J.Ivy as Researcher
I hold two doctorates: Ph.D. in Psychology (Social and Developmental) and a Ph.D. in Management (Strategy, Entrepreneurship, and Innovation).
I prefer pragmatism as an epistemology.
The case method is my favorite research method.
The interaction of psychology, strategy, pragmatism, and case method resulted in my creating the BE-EDGE instrument to craft a personal strategy for boutique/built-in employability.
My first Ph.D. is in Psychology, I have written on the topic “Reflection of Significant Choices of Graduates.” In a nutshell, I compared graduates’ should do, would do and wouldn’t do criteria for making professional and personal choices and revealed five patterns graduates follow in building their storylines.
I tested the relevance of these five patterns with groups of young people who faced their “what’s next?” choices, and with groups of accomplished professionals. My studies, again and again, have proven that internal dialogues of our should do, would do and wouldn’t do work as assessment for our mindfulness. They also help us elucidate our focus and maturity as investments in our personal capital.
While psychology equipped me with the science behind mindfulness and ownership in elucidating people’s core, I felt the science of making choices also needed a “strategy side” in order to connect our choices to our outer environment — market players and opportunities around us.
Psychology of Personal Capital
Strategy of Social Capital
My second Ph.D. is in Management (Strategy, Entrepreneurship, and Innovation). While earning my degree, I studied social capital and stakeholder strategic relationships in low-trust vs. high-trust contexts.
For the low-trust environment, I arrived at a list of six strategies and two mechanisms for developing trust and investing in social capital in an environment, where we have not yet established personal connections.
For the situations, in which trust is high but competition among trusted players is intense, I revealed four dimensions of affecting an entity’s ability to capitalize on social capital and distinguish itself from others. I tested this mechanism in the context of donor loyalty, commitment, and support for a small, highly trusted but powerless club. We achieved a tenfold increase in donations and a fivefold increase in volunteer involvement within one year.

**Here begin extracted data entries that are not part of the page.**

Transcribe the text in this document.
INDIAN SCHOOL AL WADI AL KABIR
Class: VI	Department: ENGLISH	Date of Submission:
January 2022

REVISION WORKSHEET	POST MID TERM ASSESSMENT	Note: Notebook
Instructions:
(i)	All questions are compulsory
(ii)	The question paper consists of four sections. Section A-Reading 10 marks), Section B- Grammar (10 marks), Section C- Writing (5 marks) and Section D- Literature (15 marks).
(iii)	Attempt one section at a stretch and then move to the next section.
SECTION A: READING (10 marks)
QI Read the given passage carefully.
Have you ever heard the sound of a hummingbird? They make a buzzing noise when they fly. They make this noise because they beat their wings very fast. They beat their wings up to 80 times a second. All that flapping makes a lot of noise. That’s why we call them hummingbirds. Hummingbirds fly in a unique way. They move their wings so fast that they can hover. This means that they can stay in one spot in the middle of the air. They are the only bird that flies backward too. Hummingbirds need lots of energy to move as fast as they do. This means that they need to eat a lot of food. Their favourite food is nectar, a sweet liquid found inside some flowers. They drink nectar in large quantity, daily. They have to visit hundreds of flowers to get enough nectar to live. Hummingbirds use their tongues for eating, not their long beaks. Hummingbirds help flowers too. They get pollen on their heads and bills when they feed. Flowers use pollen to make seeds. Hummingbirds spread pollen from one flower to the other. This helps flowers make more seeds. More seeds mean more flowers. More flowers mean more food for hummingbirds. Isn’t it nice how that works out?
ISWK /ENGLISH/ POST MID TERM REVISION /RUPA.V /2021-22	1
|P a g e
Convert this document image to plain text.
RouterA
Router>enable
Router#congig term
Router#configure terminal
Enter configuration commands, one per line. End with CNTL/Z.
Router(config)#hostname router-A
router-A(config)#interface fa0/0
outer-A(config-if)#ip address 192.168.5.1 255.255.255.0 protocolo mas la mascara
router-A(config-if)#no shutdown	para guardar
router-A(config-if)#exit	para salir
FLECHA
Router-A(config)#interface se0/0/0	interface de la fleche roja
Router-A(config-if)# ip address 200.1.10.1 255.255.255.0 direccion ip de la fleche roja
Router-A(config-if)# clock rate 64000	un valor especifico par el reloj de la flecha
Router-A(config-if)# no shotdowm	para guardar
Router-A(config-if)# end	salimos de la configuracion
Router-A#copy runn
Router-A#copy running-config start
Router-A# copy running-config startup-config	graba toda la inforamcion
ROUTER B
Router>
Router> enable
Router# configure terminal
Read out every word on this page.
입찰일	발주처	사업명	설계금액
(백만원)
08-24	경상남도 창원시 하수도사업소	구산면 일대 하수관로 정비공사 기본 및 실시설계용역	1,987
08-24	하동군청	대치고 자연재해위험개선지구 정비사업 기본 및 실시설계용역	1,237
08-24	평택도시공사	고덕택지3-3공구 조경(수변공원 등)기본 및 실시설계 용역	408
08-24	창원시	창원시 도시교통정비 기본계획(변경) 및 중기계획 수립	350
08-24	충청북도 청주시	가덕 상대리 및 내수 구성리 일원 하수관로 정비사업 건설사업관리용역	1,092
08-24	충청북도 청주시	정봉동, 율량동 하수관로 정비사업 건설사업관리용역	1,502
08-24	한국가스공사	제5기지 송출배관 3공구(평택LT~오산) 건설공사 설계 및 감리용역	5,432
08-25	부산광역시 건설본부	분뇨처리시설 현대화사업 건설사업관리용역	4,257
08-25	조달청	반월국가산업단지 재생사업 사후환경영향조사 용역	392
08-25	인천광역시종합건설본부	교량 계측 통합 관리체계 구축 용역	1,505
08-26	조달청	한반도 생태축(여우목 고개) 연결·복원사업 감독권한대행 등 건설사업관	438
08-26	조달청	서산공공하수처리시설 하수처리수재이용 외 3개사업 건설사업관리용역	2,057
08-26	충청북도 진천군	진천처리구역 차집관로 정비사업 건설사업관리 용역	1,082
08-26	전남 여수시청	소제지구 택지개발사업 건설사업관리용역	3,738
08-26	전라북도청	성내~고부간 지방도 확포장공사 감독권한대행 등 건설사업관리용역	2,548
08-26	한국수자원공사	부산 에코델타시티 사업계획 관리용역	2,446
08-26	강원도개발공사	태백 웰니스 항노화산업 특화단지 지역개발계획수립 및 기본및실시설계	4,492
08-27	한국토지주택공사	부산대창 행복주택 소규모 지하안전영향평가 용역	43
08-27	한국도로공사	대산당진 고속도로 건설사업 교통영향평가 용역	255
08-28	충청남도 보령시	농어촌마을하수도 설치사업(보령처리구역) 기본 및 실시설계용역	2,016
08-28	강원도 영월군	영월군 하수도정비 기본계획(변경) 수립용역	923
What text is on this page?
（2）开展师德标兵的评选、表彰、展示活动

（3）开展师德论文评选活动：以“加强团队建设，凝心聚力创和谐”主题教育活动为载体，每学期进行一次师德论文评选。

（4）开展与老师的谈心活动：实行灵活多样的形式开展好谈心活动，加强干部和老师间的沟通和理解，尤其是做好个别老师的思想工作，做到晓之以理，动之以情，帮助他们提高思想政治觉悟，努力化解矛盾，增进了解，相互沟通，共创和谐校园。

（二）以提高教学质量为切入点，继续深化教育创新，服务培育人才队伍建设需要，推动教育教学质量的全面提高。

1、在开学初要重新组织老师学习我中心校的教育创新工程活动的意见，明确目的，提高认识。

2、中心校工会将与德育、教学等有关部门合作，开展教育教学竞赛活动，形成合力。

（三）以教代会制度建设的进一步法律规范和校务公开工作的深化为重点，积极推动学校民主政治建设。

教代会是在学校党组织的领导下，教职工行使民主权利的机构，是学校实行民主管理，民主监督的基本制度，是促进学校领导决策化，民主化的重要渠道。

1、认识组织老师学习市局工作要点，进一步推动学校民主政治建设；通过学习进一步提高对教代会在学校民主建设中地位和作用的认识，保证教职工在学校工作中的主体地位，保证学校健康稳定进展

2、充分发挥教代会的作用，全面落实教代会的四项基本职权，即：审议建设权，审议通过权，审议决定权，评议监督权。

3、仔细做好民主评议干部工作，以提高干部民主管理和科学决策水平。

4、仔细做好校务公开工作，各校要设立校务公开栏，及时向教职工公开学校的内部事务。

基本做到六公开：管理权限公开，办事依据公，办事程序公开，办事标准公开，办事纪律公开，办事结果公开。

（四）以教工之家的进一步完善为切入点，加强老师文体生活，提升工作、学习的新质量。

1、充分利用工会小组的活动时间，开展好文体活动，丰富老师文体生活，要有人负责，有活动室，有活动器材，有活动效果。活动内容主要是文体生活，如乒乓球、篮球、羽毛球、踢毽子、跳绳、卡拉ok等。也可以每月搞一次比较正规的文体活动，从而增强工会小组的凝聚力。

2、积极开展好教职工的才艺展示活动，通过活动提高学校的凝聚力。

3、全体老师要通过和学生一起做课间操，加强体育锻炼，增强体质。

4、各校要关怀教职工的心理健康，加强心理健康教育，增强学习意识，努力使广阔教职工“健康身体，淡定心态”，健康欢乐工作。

I concluded that social capital is a powerful strategic instrument with mechanisms and dimensions that we apply differently in unfamiliar or low-trust contexts, and in high-trust but competitive contexts.
Finally, even as a researcher, I was most interested in outcomes and finding ways to apply my research results for making a difference.
I prefer starting my research with a real-life challenge (vs. filling a gap in academic literature) and use design thinking for working on the challenge. In my work, success is defined by clients, students, employers, and other stakeholders (vs. other academicians in regular research).
The ability to stay focused on a client’s dilemma, be attentive to a client’s context and apply design thinking to resolve it constitutes the third component of my formula for boutique employability. I call it professional capital: investments in generating value that is practical and appreciated.
Pragmatism of Professional Capital
The Case Method
I use the case method for my research, I write and publish business cases, and I coach my students to use the case method for their consulting projects.
I have learned that the case method allows us, first, to mindfully choose a project to work on. It lets us apply storytelling to connect with an organization’s insiders with empathy for and an understanding of the dilemma that the person is currently working on. It lets us analyze the story through the prism of our acquired knowledge and to apply design thinking techniques to provide a practical solution that will be appreciated.
I found that the case method not only connects research and practice and makes a real difference for companies we do a case for, but it also helps a case writer to establish a presence in the industry — as a person who understands real issues, relates to contexts, develop relationships, and solves problems. The case method also leverages personal, social, and professional capital in order to excite the market — the fourth element of the formula of boutique employability.
Case consulting thus provides a perfect vehicle for people at the “what’s next?” stage in life to use to establish a presence in the industry they have elucidated as residing at their professional core.
From Research to BE-EDGE
It works. It lets us craft our own, boutique, employability that is built on our unique mix of KNOWLEDGE, ABILITY AND PASSION.